I'm on my third protocol this time around. The one for old hags (a.k.a. estrogen priming protocol). And as such, I have to start the estrogen following the next OPK + which means I won't be doing anything interesting until September. Top Doc's clinic is very orchestrated and everything is spelled out in detail. Including the brand of OPKs to use, which I drove all over town looking for only to find one box - probably the last box in the state. But I like this orchestration and structure. They do three times as many IVF cycles as my last clinic and they do complicated ones. So they must have something figured out. The best part of this protocol is NO STEROIDS. Can I just shout out how happy I am about this?
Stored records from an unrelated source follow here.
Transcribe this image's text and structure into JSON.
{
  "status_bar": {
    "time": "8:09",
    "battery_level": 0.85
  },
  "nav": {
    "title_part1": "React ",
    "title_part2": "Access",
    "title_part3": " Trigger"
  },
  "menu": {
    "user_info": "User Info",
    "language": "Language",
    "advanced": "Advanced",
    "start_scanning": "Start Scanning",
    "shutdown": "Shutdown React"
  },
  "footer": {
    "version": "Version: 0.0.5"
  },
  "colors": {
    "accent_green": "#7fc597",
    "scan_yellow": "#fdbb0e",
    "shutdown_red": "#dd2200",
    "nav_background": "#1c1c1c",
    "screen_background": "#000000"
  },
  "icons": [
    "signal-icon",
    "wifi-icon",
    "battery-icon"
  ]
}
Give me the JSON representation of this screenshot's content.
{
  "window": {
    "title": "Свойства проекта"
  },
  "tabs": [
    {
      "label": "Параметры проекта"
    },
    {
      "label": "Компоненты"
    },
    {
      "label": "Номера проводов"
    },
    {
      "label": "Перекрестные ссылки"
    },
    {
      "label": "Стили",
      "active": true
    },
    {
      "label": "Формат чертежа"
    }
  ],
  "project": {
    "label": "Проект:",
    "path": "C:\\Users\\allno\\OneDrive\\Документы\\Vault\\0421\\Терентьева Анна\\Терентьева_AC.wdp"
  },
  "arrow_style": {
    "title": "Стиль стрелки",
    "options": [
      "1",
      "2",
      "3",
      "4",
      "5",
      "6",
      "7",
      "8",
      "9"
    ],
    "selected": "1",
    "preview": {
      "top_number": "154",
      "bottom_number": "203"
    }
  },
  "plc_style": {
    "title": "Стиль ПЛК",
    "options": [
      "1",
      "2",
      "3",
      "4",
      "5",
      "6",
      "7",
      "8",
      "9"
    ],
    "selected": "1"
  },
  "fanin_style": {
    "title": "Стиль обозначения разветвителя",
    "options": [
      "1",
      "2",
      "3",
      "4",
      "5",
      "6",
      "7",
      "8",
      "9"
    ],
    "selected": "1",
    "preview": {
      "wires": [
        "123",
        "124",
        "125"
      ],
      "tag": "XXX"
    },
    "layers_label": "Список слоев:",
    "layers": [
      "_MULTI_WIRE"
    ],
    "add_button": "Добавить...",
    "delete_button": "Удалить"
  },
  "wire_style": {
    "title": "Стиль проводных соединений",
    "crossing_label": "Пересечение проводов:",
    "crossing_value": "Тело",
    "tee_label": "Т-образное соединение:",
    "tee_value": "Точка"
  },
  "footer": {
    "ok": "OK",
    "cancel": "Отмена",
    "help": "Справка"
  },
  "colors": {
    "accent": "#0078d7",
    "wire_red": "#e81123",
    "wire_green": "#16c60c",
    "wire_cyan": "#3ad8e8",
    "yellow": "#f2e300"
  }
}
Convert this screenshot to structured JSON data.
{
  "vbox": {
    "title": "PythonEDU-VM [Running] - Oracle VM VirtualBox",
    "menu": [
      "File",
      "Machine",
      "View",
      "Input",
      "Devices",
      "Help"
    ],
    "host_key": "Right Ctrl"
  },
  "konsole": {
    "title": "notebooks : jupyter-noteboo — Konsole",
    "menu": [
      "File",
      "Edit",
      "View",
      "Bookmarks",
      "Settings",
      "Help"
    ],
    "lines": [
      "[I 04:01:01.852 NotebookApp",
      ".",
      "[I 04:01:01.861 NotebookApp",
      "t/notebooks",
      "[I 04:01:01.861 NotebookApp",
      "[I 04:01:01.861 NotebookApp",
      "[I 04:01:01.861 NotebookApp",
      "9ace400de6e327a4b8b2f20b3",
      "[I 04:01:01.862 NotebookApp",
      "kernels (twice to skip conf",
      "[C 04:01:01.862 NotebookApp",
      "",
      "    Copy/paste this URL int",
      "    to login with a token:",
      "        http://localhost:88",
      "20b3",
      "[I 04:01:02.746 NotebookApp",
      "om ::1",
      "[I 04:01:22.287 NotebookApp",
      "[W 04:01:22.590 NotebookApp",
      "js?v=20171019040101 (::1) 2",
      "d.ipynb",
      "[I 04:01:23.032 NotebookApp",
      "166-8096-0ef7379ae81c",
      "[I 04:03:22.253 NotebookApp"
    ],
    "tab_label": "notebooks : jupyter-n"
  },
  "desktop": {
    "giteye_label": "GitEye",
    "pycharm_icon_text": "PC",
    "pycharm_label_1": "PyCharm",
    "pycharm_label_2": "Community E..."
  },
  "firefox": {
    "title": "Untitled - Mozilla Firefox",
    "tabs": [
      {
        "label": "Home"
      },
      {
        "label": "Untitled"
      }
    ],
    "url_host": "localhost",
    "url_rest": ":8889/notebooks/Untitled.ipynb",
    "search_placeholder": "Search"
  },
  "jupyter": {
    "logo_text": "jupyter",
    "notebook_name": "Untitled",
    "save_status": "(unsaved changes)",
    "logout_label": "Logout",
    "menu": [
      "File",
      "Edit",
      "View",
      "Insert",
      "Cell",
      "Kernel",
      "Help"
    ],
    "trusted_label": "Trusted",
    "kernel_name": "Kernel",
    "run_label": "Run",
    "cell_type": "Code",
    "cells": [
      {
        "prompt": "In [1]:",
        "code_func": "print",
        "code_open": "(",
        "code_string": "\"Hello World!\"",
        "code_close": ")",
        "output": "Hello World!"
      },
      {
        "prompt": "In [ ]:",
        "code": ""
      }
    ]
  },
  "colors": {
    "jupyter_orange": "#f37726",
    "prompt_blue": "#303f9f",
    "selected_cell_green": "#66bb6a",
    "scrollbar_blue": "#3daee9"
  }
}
And so on our last quick trip to Top Doc's clinic I got to do a dry run on the routine. We stayed in the hotel I'll stay at. We walked the walk to the clinic to be sure I could do it when I'm fat and bloated. (Of course I can take a cab, but I'd rather not.) And I got to find where the nearby Zip.Cars live in case I want an outing. (I love using zip.cars as an alternative to renting a car when we travel.) I even spoke to the hotel about getting a refrigerator in the room for the meds, and requesting a room with a balcony or patio.

So it's a plan. And for now, I'm just happy to have one.